You know. . . where the such-and-such used to be

tamrawilson Uncategorized

Forty years ago my husband Tym and I moved to Catawba County.

We had both grown up in in rural Illinois, a land platted in a grid. Directions were given by the compass. Go a mile north, turn left and go three miles west. But in this booming place with a gentler climate, we learned that locals navigate by where things used to be.

Directions were given from the “old mall” (Catawba, which was still operating) and the “new mall” (Valley Hills, in the middle of nowhere.) Driving to Valley Hills sat in no-man’s land between Hickory and Newton. The only other thing out that way was Po Folks Restaurant on the corner where, later, Sagebrush and Fire Bonz used to be, before the building caught fire, literally.

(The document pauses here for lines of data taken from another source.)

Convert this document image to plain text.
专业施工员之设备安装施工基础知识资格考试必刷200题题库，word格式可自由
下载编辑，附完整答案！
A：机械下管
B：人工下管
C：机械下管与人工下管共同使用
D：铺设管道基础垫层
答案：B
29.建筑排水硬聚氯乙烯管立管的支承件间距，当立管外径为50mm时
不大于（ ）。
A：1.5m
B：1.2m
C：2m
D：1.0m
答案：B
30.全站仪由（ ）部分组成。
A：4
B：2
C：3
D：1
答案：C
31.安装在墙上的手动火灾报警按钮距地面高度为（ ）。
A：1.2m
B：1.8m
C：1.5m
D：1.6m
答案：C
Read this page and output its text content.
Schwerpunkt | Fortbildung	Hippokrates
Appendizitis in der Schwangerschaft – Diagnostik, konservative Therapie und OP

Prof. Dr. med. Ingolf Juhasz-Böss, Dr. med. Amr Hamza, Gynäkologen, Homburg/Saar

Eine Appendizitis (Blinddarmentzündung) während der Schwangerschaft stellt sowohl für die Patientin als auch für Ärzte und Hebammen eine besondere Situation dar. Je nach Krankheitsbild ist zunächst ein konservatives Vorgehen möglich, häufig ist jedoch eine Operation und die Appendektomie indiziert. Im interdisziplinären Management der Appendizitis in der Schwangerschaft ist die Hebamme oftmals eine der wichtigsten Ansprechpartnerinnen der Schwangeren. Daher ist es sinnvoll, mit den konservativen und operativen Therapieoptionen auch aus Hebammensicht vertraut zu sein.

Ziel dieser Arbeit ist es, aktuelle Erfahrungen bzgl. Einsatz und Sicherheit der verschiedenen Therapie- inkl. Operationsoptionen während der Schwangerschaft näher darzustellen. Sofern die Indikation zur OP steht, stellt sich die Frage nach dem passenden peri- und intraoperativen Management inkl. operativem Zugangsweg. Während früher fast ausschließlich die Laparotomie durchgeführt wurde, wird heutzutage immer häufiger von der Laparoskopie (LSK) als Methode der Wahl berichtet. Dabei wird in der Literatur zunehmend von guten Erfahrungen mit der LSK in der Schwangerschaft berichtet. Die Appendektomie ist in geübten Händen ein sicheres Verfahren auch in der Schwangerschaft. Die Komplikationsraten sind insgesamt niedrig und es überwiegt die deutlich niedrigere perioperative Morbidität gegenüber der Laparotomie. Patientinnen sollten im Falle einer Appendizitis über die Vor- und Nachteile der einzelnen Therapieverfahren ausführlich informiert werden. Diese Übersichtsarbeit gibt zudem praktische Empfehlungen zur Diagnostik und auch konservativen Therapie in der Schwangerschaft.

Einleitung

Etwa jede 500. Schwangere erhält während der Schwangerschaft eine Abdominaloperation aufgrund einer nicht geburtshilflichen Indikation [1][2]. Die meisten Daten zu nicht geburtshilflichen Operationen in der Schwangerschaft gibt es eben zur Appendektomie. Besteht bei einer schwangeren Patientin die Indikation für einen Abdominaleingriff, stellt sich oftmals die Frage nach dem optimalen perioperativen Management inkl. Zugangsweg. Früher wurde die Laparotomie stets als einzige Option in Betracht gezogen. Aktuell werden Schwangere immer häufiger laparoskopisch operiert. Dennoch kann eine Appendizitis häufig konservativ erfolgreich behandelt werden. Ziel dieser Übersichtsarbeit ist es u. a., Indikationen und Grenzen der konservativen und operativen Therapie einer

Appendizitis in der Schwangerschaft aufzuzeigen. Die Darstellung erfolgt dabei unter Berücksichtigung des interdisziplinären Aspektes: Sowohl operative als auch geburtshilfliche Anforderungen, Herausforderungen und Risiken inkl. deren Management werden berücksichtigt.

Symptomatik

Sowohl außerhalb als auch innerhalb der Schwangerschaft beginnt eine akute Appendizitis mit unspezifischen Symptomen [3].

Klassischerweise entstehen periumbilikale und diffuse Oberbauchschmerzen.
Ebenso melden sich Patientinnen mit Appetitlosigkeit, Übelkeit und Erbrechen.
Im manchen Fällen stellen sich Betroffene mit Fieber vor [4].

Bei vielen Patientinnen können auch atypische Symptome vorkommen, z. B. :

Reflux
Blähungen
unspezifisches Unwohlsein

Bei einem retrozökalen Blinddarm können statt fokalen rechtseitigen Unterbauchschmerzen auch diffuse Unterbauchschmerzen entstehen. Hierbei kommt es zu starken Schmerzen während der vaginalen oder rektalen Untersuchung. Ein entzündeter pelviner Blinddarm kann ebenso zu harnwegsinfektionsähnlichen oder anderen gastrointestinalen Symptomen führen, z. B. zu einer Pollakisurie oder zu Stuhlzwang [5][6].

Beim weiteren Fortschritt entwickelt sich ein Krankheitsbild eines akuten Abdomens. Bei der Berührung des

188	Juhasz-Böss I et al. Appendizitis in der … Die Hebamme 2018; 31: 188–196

Today it’s where Five Guys is, not far from where Krispy Kreme used to be before it moved to Startown Road, down a piece from the big intersection near the furniture mart where the Mull’s motel, restaurant and drive-in theatre complex used to be.

After 40 years, we’ve learned how to give local directions.

Recently Tym and I drove through southwest Hickory and reminisced about what used to be along Highway 64-70. Yes, we still call it that, though the “64” was dropped years ago.

Amazingly, the former Kroger Building is still there next to Roses discount store  Back in the day, if you drove toward Hildebran,  you’d find Kathryn’s Cheese House, which seemed to be half way to Morganton. Back then there were massage parlors and adult book stores around town—not tons of them, but enough to make us wonder if the Bible Belt was a mirage.  

In 1979 there were three Belk stores: the old mall, new mall and an empty shell of a place downtown that met disaster before we arrived. I think it burned, but it was before our time. But oh, that new store! At Belk Valley Hills you could actually shop, have your purchases giftwrapped and eat lunch without leaving the store. Kathryn’s ran the eating establishment for a time. As newlyweds, we spent a lot of time in the Belk’s Budget Shop on the lower level.

For the budget-conscious, there was also Kmart and Sky City next to the A&P in the strip mall. That mall included Village Inn –the place for pizza.

Walmart wouldn’t arrive until well into the 1980s, building the store where Hamrick’s is now—that later housed Media Play.

Two of our first restaurants still exist. One is Max’s Mexican Eatery that stands alone near where Mom & Pop’s restaurant stood on real estate now occupied by the Randy Marion Sav-A-Lot dealership. On up the highway was Western Steer steakhouse and a Chinese restaurant called Fang’s.

The first breakfast we ever ate in Catawba County was at McDonald’s across from where Everett Chevrolet Buick used to be and Quality Cleaners that has cold storage for woolens and furs—which should have told us something about the local insect population. Behind McDonald’s was a textile mill, Joan Fabrics. On hot summer nights, when the doors were open, you could see people inside, running looms under florescent lights on second shift.

When we came to town in June 1979—before we rented an apartment—we stayed at Howard Johnson’s, where the Wal-Mart Neighborhood Market is located on Highway 70.  I remember pickup up a copy of what I thought was the main local newspaper, the Hickory News. It was jam-packed with society news, which felt as if we’d stepped back to say, 1949.   

 It took us a bit of looking to find Hickory’s downtown—up 4th street between the Chamber of Commerce and Hickory Motor Lodge. It seemed more than strange for the downtown to be so hard to find.  Maybe the town hadn’t gotten used to the fact that 64-70 had become Hickory’s front porch that had an extension out there: Interstate 40.

Of course Hickory and Catawba County were experiencing a lot of growth and change, which made the navigation by vanished landmarks such a fool’s errand.  All the “used to be” references meant two things. 1. The place had grown and changed a lot before we got here, and 2. There was a difference between in-the-know locals and befuddled newcomers.

We came to live here on a trial basis, and the fact that we stayed four decades says something about the friendly nature of Catawba County.

Recently, I called up All Glass to have my windshield repaired. The place had moved, Tym said, so I called ahead to verify where the business was. They were behind the McDonald’s on 70, the lady said. My mental map honed in.

Are you where Joan Fabrics used to be? I asked.

Why yes, the lady said.

I may not be a local, but I’m sounding like one.